Plimsoll’s popularity grew throughout the land in 1872 after he published his book, Our Seamen, graphically describing the suffering of sailors who faced imprisonment if they refused to sail on dangerously loaded or unsafe ships; and of plight of the thousands of destitute widows and children left behind.
But Plimsoll’s battle to have the load line legally enforced met cynical indifference by the authorities at best, and ferocious opposition with legal counterattacks at worst. Prime Ministers Gladstone and later Disraeli feared the rich and influential shipowners more than they did the Member from Derby, which after all was as far away fr
om any British port as one c
ould get.
One of the main arguments used by liberals and conservatives alike against Plimsoll’s campaign was that it would inflict irrepairable damage on Britain’s ability to compete commercially on the seas.
Like WIlberforce before him (battling for another cause that today seems a moral no-brainer, the abolition of slavery), Plimsoll was strongly motivated by his ‘fear of God and love of man’. Jones reveals his Congregational roots, his early wish to go into the ministry, and his faith in God and Jesus Christ His Son. Plimsoll was part of the evangelical movement that emerged from the Wesleyan revival with a strong social conscience, personified by Wilberforce and the so-called Clapham Sect.
Lord Shaftesbury, the ‘working man’s hero’ who had earlier introduced the ten-hour working day and many laws protecting men, women and children from hellish conditions in mines, factories and chimneys, was another evangelical whose faith compelled him to fight on behalf of the oppressed. Shaftesbury closely allied himself with Plimsoll’s cause.

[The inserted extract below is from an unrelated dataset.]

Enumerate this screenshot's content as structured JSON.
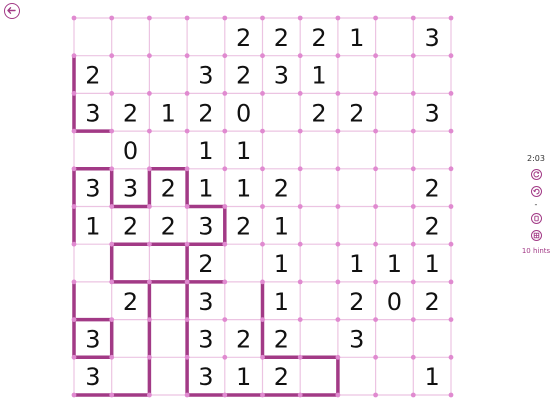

Plimsoll’s national popularity eventually forced the prime minister in 1875 to enact the load line and other measures for safety at sea, thus setting a standard for all other nations to follow-Germany in 1908, France in 1909, Holland in 1910, the United States in 1929, and some thirty nations by 1930.
Plimsoll became internationally known as ‘the sailors’ friend’. Grateful sailors paid for a memorial to their hero erected on the banks of the Thames River in London in 1929. Even the logo of the London Transport and the Underground was directly inspired by the Plimsoll Mark: a circle bisected by a line.
As we sailed last week from harbour to harbour around a coastline that had also known many wrecks, my oldest son thumbed through the book. He works for Stop the Traffik, an anti-human trafficking agency. ‘Hmmm,” he said, ‘I need to read this book. Some arguments against justice never change!’